While you are with others, note how their bodies read. If a person suddenly folds his arms across his chest and begins shaking his head “no,” you’ve probably lost him. Try taking a step back and picking up where the conversation began. It’s all about strategic planning! Developing Rapport Now let’s take a quick peak at the basics of developing rapport with others. In a nutshell, what it takes is to ask questions, have a positive open attitude, encourage an open exchange of communications (both verbal and unspoken), listen to verbal and unspoken communications and share positive feedback. Here are a few details on each step:
- Ask Questions – Building report is similar to interviewing someone for a job opening or it can be like a reporter seeking information for an article. Relax and get to know the other person with a goal of finding common ground or things of interest. You can begin by simply commenting on the other person’s choice of attire, if in person, or about their profile, if online, and following up with related questions. For example, in person, you could compliment the other person on their color choice and or maybe a pin, ring or other piece of jewelry and ask where it came from. In online communications, you could compliment the other person’s background, smile or mention that the communication style seems relaxed and ask if he or she writes a lot. Then basically follow up, steering clear of topics that could entice or cause arguing, while gradually leading the person to common ground you’d like to discuss.

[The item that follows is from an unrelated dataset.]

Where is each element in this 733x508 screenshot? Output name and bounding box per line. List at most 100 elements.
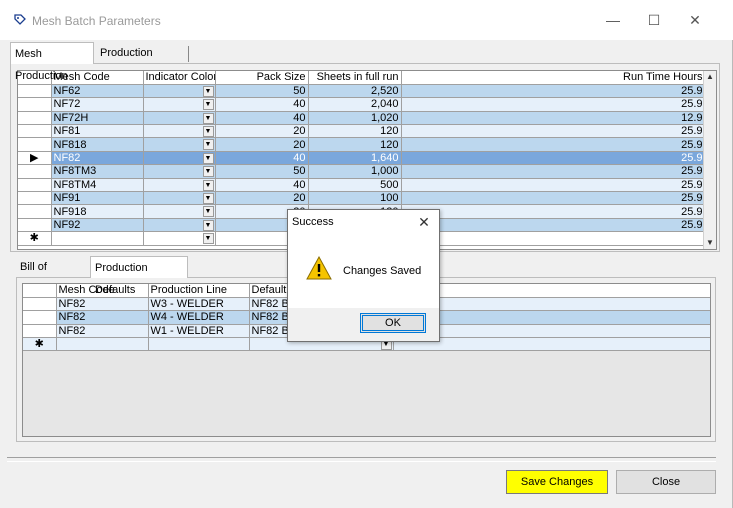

- Attitude – Have a positive attitude and leave social labels at home. Many people can tell instantly if you have a negative attitude or if you feel superior. So treat other people as you would like to be treated. And give each person a chance.
- Open Exchange – Do encourage others to share with you. Some people are shy, scared or inexperienced in communicating and welcome an opportunity to share. So invite an exchange with both body language and verbal communication. Face the other person with your arms open, eyes looking into theirs gently (not glaring or staring), and encourage a conversation with a warm smile.
- Listen – Be an active listener. Don’t focus your thoughts on what YOU will say next. Listen to what the other person is saying and take your clues from there, while also noting the body language. For example, if the other person folds his arms and sounds upset, you may need to change the subject or let him have some space and distance; maybe even try approaching him later on and excusing yourself to go make a phone call. On the other hand, if the other person is leaning towards you, following your every word and communicating with your as if you were old friends, YES! You’ve built rapport!
- Share – People like compliments. So hand them out freely without over doing it. Leaving a nice part of yourself is like a compliment. This will leave a good memory for the other person to recall – numerous times. That’s good rapport. But do be sincere! False compliments aren’t easily disguised.
We will review Finesse and Conflict Resolution next week. Practice in the mirror first and when you attend your next meeting or social gathering, put these to work. Start building relationships! Be alert to possible problem areas, and take action to improve your life.